Il y a dix ans, alors que j’habitais la Réunion, j’avais parmi mes amis Luçay Permalnaïk, un « Malbar » qui me disait souvent : « vous, les métropolitains, vous êtes différents ». Nous avons décidé de définir nos différences. Quand son ancêtre venait d’Inde pour travailler la canne à sucre comme engagé, le mien était serf ou métayer en Corrèze. Sa peau était plus sombre, il mangeait des mets plus épicés et… c’est tout ! Instits tous les deux, militants de la Ligue de l’Enseignement et de l’Education Permanente, aimant le sport et la vie associative, progressistes, laïques, … toutes nos valeurs étaient les mêmes.
Si l’on admettait un jour que chaque individu est unique et ne peut être réduit à l’une de ses activités ou caractéristiques. Que les gens de couleur différente, avec ou sans religion, écoutant des musiques variées, appréciant des cuisines dissemblables, nés sous des latitudes plus ou moins éloignées de l’équateur, sont simplement des êtres humains, la vie deviendrait plus belle.

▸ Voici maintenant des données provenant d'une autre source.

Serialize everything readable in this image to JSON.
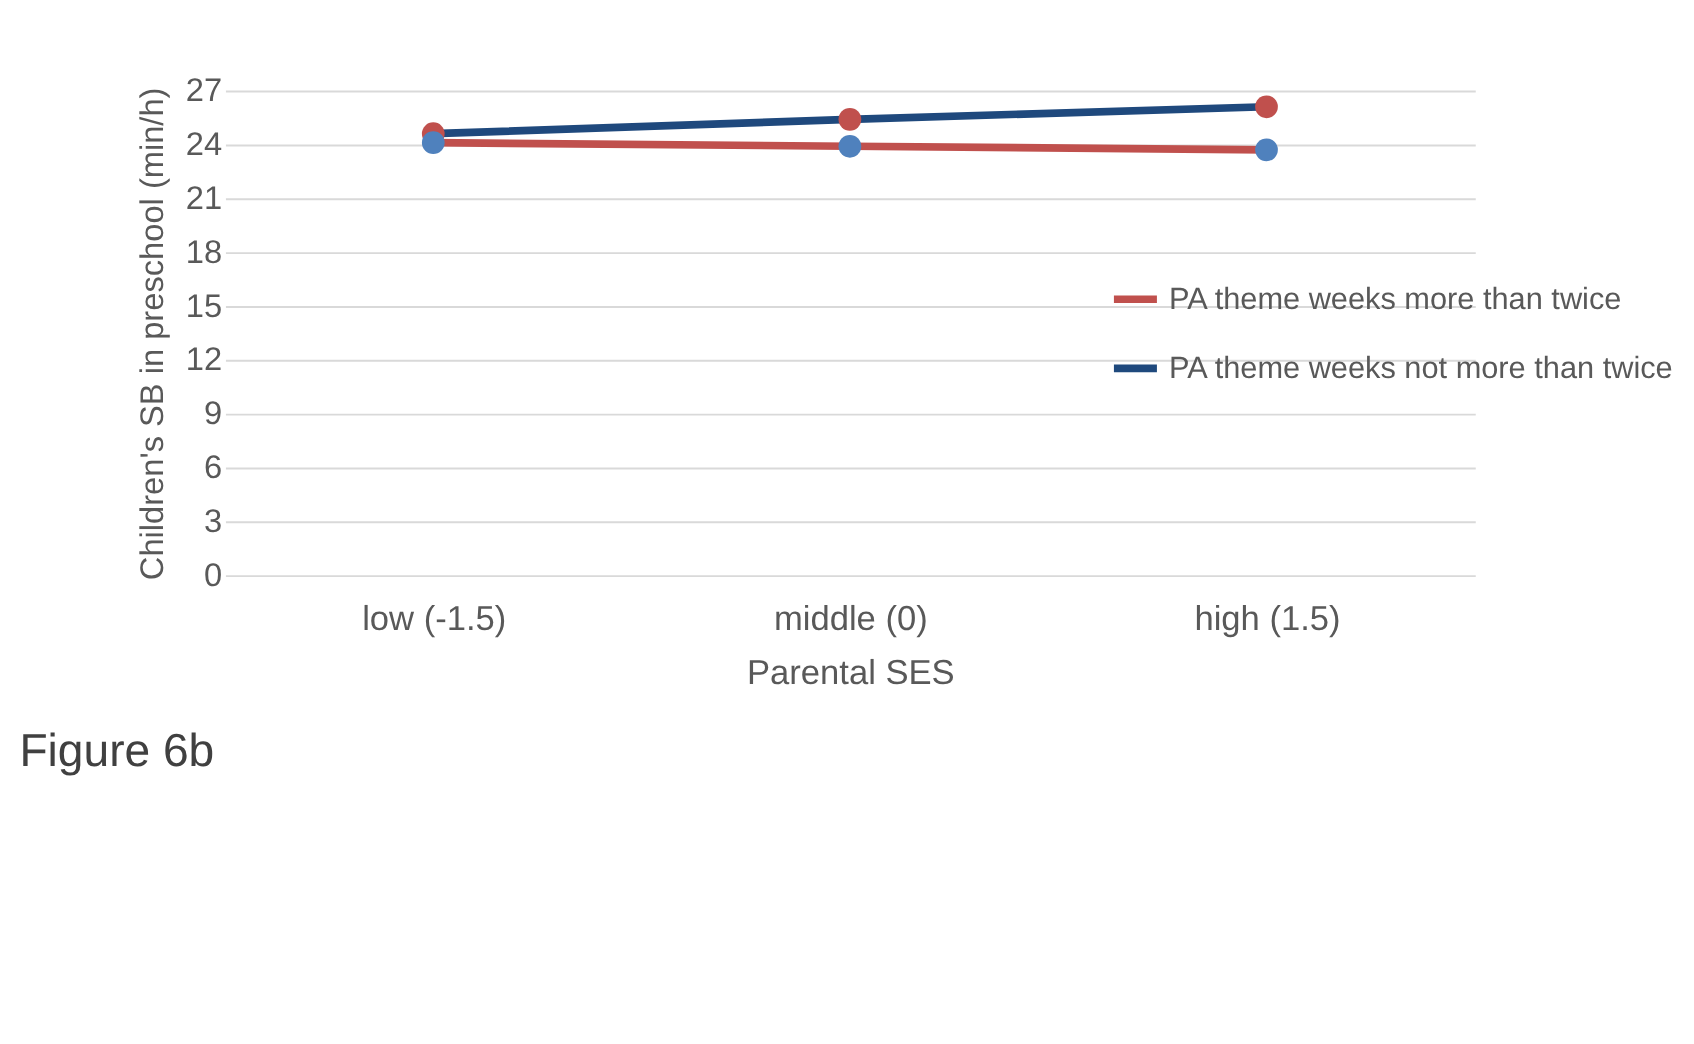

Pour le mouton pressé d’adopter une mode vestimentaire, d’acheter le dernier gadget promu par les commerçants, de répéter le slogan du parti ou le mot prononcé la veille par l’animateur vedette de la télé, il est tellement confortable de s’installer dans l’autobus de l’identité culturelle, de l’ethnie ou de la race, plutôt que de chercher à comprendre ce qu’il est. C’est pourtant le seul vrai chemin de l’Humanité. Celui qui favorise la rencontre avec ceux qui nous ressemblent vraiment.